- The Washington Times - Tuesday, September 17, 2024

The Secret Service is asking Congress for hundreds of millions of dollars to help the agency bolster its security through the presidential election and inauguration, but some lawmakers doubt the agency actually needs more money.

Most Democrats and some Republicans say Congress should provide the Secret Service with any extra funding to protect detailees after two assassination attempts on former President Donald Trump.

But some GOP lawmakers argue that the agency’s issues are more with personnel and leadership, and changes to those can be made without Congress throwing more money at the Secret Service

“I think most of the problems were human error. Let’s address the human error before we start talking about more money,” said Sen. Rand Paul, Kentucky Republican. 

Mr. Paul is the ranking member of the Senate Homeland Security and Governmental Affairs Committee that is investigating the assassination attempts on Mr. Trump. The panel is planning to release a preliminary report next week on the security failures that led to the first attempt at a July 13 rally in Butler County, Pennsylvania, where Mr. Trump was shot in the ear.

Acting Secret Service Director Ronald Rowe said in a letter to appropriators earlier this month that while the agency does not believe the failures that occurred on July 13 were due to a lack of resources, it could use more money to keep up with the demand of increased protective requirements.

He echoed that message at a press conference Monday where law enforcement officials provided preliminary information on the second assassination attempt against Mr. Trump that the Secret Service thwarted.

While the Secret Service has “done more with less for decades,” the agency has immediate and future needs that require more funding, Mr. Rowe said. Those needs include hiring more personnel and enhancing training for countersnipers, he said.

“Success, we have to have it every day. We cannot have failures,” Mr. Rowe said. “And in order to do that, we’re going to have some hard conversations with Congress.”

The hard conversations will come primarily with fiscal conservatives who think the agency’s $3 billion annual budget is enough funding and that the lapses in protecting Mr. Trump are more about management than money. 

“I don’t think it’s a funding issue. I think it’s a manpower allocation,” House Speaker Mike Johnson said on Fox News. 

President Biden called on Congress to consider providing the Secret Service with more funding. Senate Majority Leader Charles E. Schumer appeared ready to oblige.

“As we continue the appropriations process if the Secret Service is in need of more resources, we are prepared to [provide] it for them, possibly in the upcoming funding agreement,” the New York Democrat said. 

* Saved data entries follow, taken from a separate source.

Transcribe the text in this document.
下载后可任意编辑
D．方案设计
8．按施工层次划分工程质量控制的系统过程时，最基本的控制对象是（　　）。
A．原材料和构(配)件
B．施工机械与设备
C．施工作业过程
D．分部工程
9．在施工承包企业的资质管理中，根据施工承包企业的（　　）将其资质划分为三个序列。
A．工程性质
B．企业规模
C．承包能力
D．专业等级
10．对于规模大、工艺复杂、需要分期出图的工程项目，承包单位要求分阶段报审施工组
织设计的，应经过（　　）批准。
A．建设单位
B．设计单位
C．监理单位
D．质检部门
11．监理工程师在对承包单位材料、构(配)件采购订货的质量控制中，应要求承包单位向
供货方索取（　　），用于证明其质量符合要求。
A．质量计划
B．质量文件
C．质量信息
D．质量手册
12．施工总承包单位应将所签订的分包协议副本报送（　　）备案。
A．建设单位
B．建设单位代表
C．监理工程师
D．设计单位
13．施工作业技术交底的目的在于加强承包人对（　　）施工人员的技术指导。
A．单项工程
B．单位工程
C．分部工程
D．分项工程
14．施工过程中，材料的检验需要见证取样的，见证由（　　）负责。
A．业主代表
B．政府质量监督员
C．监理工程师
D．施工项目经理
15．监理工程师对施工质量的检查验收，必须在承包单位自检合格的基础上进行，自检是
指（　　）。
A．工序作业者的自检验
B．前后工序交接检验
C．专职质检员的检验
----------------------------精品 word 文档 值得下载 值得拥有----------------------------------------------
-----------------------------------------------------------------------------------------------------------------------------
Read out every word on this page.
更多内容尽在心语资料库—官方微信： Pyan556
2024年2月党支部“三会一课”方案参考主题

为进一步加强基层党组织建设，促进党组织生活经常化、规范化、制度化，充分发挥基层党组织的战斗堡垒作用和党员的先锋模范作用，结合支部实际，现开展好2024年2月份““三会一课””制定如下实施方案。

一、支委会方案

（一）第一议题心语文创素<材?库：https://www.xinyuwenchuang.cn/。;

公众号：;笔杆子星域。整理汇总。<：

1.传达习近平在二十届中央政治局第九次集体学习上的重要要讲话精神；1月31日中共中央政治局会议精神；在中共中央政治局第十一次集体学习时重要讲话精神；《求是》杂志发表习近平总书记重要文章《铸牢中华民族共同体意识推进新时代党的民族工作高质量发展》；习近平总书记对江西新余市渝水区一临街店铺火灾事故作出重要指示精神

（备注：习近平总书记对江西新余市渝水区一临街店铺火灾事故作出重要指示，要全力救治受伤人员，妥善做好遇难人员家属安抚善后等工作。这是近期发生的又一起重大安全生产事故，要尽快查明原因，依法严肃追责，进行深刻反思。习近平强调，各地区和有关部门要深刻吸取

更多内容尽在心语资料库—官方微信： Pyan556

Senate Minority Leader Mitch McConnell, Kentucky Republican, told reporters he is “certainly open” to added funding. “If increasing the funding is part of the solution, I’m for it,” he said.

But many Republicans argue money is not the solution. 

“No, we don’t need more funding. We got 7,000 Secret Service officers out there right now,” said Sen. Roger Marshall, Kansas Republican. “They’ve got plenty of personnel. They got plenty of money.”

Mr. Marshall is among a group of GOP senators calling on the Secret Service to provide Mr. Trump with protection equivalent to a sitting president. Others include Sens. Tommy Tuberville of Alabama, Marsha Blackburn of Tennessee, Ted Budd of North Carolina and Mike Lee of Utah. They all agreed more funding is not needed.

Sen. Christopher Murphy, a Connecticut Democrat who chairs the Appropriations subcommittee that oversees the Secret Service’s budget, said lawmakers can defer debate on the merits of increasing the agency’s annual budget. But he hopes they’ll consider a one-time emergency cash infusion to bolster security during the election and inauguration.

“I think it’s going to be a really dangerous time in American politics, and the Secret Service is going to need to be creative about how to spread itself wider than it has,” he said.

Appropriators and the Secret Service are “going back and forth on numbers,” but in general, are discussing additional funding in the “hundreds of millions,” for items such as overtime pay, Mr. Murphy said. 

The Secret Service’s annual budget for the current fiscal year that ends Sept. 30 is $3.1 billion. Congress is currently negotiating the terms of a government funding stopgap that would extend current-year funding for three to six months, so discussions about the Secret Service budget are what would be needed on top of that prorated annual amount.

Mr. Murphy said an alternative to providing extra funding would be to give the Secret Service authority to spend next year’s funding at an accelerated rate, “but it’d be better to do a fresh infusion.” 

If lawmakers opt for the accelerated spending, which Mr. Johnson had included in the House’s partisan stopgap funding bill that Democrats oppose, they will still have to decide later whether to increase the agency’s budget for the rest of the fiscal year.

Sen. Katie Britt, the top Republican on the Appropriations Homeland Security Subcommittee, is working with Mr. Murphy to assess the Secret Service’s request for additional resources. Whether the agency needs more funding or can reallocate funds within its current budget is among the issues they are “working through,” she said. 

“I want to make sure, obviously, we get them what they need, but we get this right,” Ms. Britt told The Washington Times.